Google said on Tuesday that it discovered a bug in its system that caused some passwords of G Suite users to have their passwords stored in plain text, affecting business users. Google has claimed that it found no evidence of improper access to or misuse of the affected G Suite credentials. Nonetheless, the company has apologised for the data breach.
It has notified G Suite administrators to change the impacted passwords and the Google will itself reset accounts that have not done so themselves.
Google’s core sign-in system is such designed that it doesn’t know about the user’s password. Though the passwords were stored in plain text in servers, they are scrambled in an encrypted format using cryptography, which is hard to unscramble back, Google claimed. Google further explained in the post that it cannot retrieve a password on user’s request. “If someone should obtain the scrambled password, they won’t be able to recover your real password,” it said.
With the detailed explanation, it seems that Google does not want people to count this as other plain text password problems where passwords have leaked out.

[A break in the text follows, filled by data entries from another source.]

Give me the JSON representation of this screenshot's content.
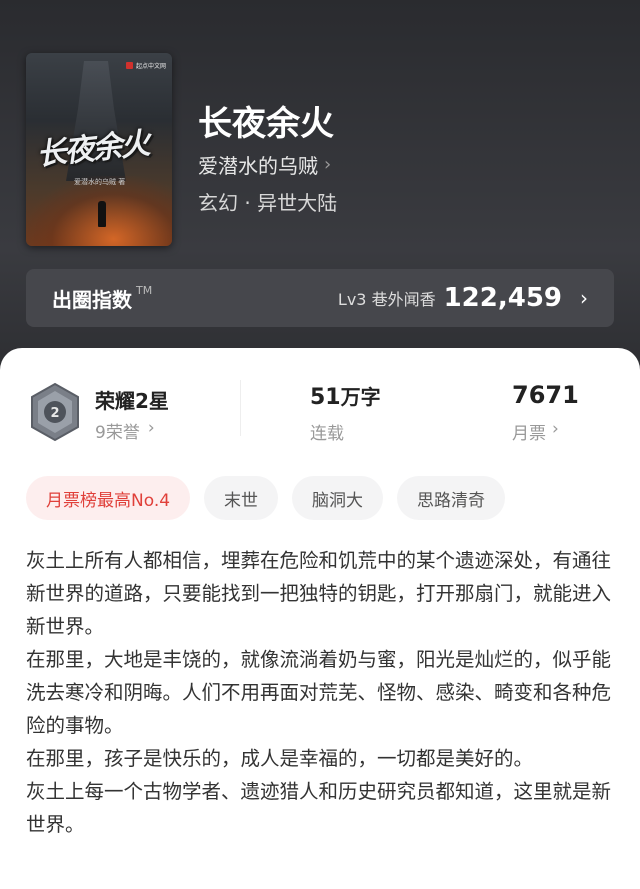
{
  "book": {
    "cover": {
      "title_art": "长夜余火",
      "author_art": "爱潜水的乌贼 著",
      "publisher_art": "起点中文网"
    },
    "title": "长夜余火",
    "author": "爱潜水的乌贼",
    "genre": "玄幻 · 异世大陆"
  },
  "index_bar": {
    "label": "出圈指数",
    "tm": "TM",
    "level": "Lv3 巷外闻香",
    "value": "122,459"
  },
  "stats": {
    "honor_name": "荣耀2星",
    "honor_count": "9荣誉",
    "words": "51",
    "words_unit": "万字",
    "status": "连载",
    "tickets": "7671",
    "tickets_label": "月票"
  },
  "tags": [
    "月票榜最高No.4",
    "末世",
    "脑洞大",
    "思路清奇"
  ],
  "description": [
    "灰土上所有人都相信，埋葬在危险和饥荒中的某个遗迹深处，有通往新世界的道路，只要能找到一把独特的钥匙，打开那扇门，就能进入新世界。",
    "在那里，大地是丰饶的，就像流淌着奶与蜜，阳光是灿烂的，似乎能洗去寒冷和阴晦。人们不用再面对荒芜、怪物、感染、畸变和各种危险的事物。",
    "在那里，孩子是快乐的，成人是幸福的，一切都是美好的。",
    "灰土上每一个古物学者、遗迹猎人和历史研究员都知道，这里就是新世界。"
  ],
  "icons": {
    "chevron": "chevron-right-icon",
    "badge": "honor-badge-icon"
  },
  "colors": {
    "hot_tag": "#e0403a",
    "hot_tag_bg": "#fdeeee"
  }
}
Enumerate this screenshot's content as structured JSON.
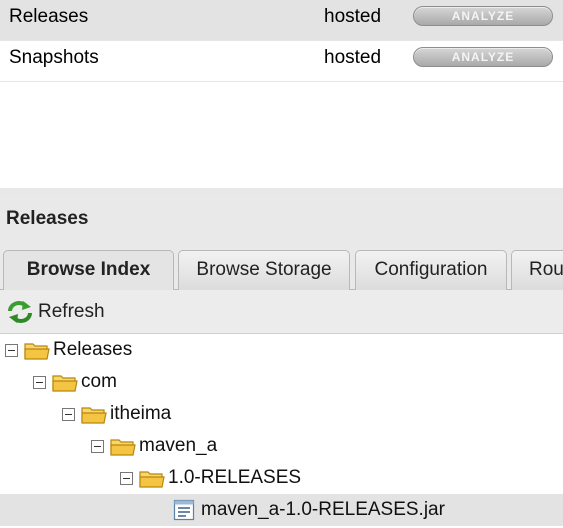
{
  "repositories": [
    {
      "name": "Releases",
      "type": "hosted",
      "action": "ANALYZE"
    },
    {
      "name": "Snapshots",
      "type": "hosted",
      "action": "ANALYZE"
    }
  ],
  "panel": {
    "title": "Releases",
    "tabs": [
      {
        "label": "Browse Index",
        "active": true
      },
      {
        "label": "Browse Storage",
        "active": false
      },
      {
        "label": "Configuration",
        "active": false
      },
      {
        "label": "Rou",
        "active": false
      }
    ],
    "toolbar": {
      "refresh_label": "Refresh",
      "refresh_icon": "refresh-icon"
    }
  },
  "tree": {
    "nodes": [
      {
        "label": "Releases",
        "icon": "folder-icon",
        "expanded": true
      },
      {
        "label": "com",
        "icon": "folder-icon",
        "expanded": true
      },
      {
        "label": "itheima",
        "icon": "folder-icon",
        "expanded": true
      },
      {
        "label": "maven_a",
        "icon": "folder-icon",
        "expanded": true
      },
      {
        "label": "1.0-RELEASES",
        "icon": "folder-icon",
        "expanded": true
      },
      {
        "label": "maven_a-1.0-RELEASES.jar",
        "icon": "file-icon",
        "selected": true
      }
    ]
  },
  "colors": {
    "folder_fill": "#f4c542",
    "folder_stroke": "#b8860b",
    "refresh_green": "#3a9d2f",
    "row_highlight": "#e3e3e3"
  }
}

G Suite, the corporate version of Gmail and Google’s other apps, disclosed that the bug paved way into the system way back in 2005 when it allowed the domain administrators with tools to set and recover passwords. The tool also allowed the administrators to upload or manually set user passwords for their company’s users. The functionality to recover passwords this way no longer exists, Google said, adding the practice did not live up to its standards.
“This issue has been fixed,” it said, adding that the tech giant will continue with security audits to ensure this is an isolated incident.
It also tendered apology for breach of security to its enterprise users. “We take the security of our enterprise customers extremely seriously, and pride ourselves in advancing the industry’s best practices for account security. Here we did not live up to our own standards, nor those of our customers. We apologize to our users and will do better,” it said.